Александр во главе отряда царской стражи выехал встретить его на границе с Фессалией и эскортировал до дому.
– Видел? – сказал ему Филипп после приветствий. – Торопиться было некуда. Мы еще ничего не предприняли, а игра уже началась.
– Однако все, похоже, складывается против нас. Фивы и Афины объединились и пока что добились серьезных успехов.
Царь махнул рукой, словно отгоняя неприятные мысли.
– А! – воскликнул он. – Пусть себе радуются своим успехам. Тем горше будет их пробуждение. Я не хотел воевать с афинянами и просил фиванцев остаться в стороне от этого дела. Но они за волосы втянули меня в эту войну, и теперь мне придется показать им, кто сильнее. Будут новые смерти и новые опустошения. Я этого не люблю, но не я это выбрал.
– Что думаешь делать? – спросил Александр.
– Пока что дождусь весны. В тепле воевать лучше, но главное – хочу, чтобы время дало пространство для размышлений. Запомни, мой мальчик: я никогда не воюю от нечего делать. Война для меня – это политика. Просто эта политика осуществляется иными средствами.
Какое-то время они ехали молча, и царь как будто любовался пейзажем и работавшими на полях крестьянами, а потом вдруг спросил:
– А кстати, как тебе мой сюрприз?
Глава 23
– Я не понимаю отца! – воскликнул Александр. – У нас была возможность вызвать к себе уважение силой оружия, а он предпочел унизительное состязание с афинским посольством. Чтобы уйти осмеянными. Мы бы могли сначала напасть, а уж потом вести переговоры.
– Я согласен с тобой, – ответил Гефестион. – По-моему, это была ошибка. Сначала врежь как следует, а потом уж разговаривай.
Евмен и Каллисфен ехали шагом позади. Они направлялись к Фарсалу, чтобы доставить послание Филиппа союзникам по Фессалийской лиге.
– А я прекрасно его понимаю, – вмешался Евмен, – и одобряю. Ты ведь знаешь, что твой отец в отрочестве больше года пробыл в Фивах заложником, в доме Пелопида, величайшего греческого полководца за последние сто лет. И на него произвела большое впечатление политическая система городов-государств, их грозная военная организация, богатство их культуры.

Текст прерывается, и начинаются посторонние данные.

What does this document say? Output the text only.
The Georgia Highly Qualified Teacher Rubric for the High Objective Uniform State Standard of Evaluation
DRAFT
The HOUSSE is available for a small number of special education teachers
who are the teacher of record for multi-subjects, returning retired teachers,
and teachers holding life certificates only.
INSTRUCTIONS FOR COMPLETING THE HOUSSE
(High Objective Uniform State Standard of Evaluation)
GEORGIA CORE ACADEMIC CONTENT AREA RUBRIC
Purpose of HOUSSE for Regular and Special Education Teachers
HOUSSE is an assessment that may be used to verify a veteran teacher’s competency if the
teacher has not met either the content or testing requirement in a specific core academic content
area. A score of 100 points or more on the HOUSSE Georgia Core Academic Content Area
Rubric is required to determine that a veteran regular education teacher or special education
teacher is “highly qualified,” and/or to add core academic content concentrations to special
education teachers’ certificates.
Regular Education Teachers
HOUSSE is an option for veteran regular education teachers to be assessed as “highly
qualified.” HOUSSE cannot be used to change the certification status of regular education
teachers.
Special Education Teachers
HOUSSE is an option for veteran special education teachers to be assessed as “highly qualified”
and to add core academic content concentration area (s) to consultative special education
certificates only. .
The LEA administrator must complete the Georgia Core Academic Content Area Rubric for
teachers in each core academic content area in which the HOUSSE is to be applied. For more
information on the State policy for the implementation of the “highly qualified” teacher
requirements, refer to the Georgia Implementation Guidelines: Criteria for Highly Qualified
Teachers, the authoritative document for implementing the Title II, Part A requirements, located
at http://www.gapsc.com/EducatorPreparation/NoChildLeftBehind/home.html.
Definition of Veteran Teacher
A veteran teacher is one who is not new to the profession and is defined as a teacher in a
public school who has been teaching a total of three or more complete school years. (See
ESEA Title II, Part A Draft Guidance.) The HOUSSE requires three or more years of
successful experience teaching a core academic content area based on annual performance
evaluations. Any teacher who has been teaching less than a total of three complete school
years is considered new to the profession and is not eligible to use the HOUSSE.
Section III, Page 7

Из этого юношеского опыта и родилось его желание распространить достижения эллинской цивилизации на Македонию и объединить всех греков в одну большую конфедерацию.
– Как во времена Троянской войны, – заметил Каллисфен. – Твой отец смотрит так: сначала объединить греческие государства, а потом повести их против Азии – как Агамемнон против державы царя Приама почти тысячу лет назад.
При этих словах Александр встрепенулся:
– Тысячу лет назад? Со времен Троянской войны прошла тысяча лет?
– До тысячи не хватает пяти, – ответил Каллисфен.
– Это знак, – пробормотал царевич. – Видимо, это знак.
– Что ты хочешь сказать? – спросил Евмен.
– Ничего. Но не кажется ли вам странным, что через пять лет мне будет ровно столько же лет, сколько было Ахиллу, когда он отправился в Трою, и что в те дни исполнится тысяча лет с тех пор, как разразилась воспетая Гомером война?
– Нет, – ответил Каллисфен. – История повторяется время от времени, периодически создавая аналогичные ситуации, которые порождают грандиозные предприятия. Но ничто никогда не повторяется в точности, буквально.
– Ты полагаешь? – спросил Александр и на мгновение наморщил лоб, словно следуя за отдаленным исчезающим образом.
Гефестион положил руку ему на плечо:
– Я знаю, о чем ты думаешь. И что бы ты ни решил делать, куда бы ни решил отправиться, я последую за тобой. Хоть в Тартар. Хоть на вершину мира.
Александр повернулся и посмотрел ему в глаза.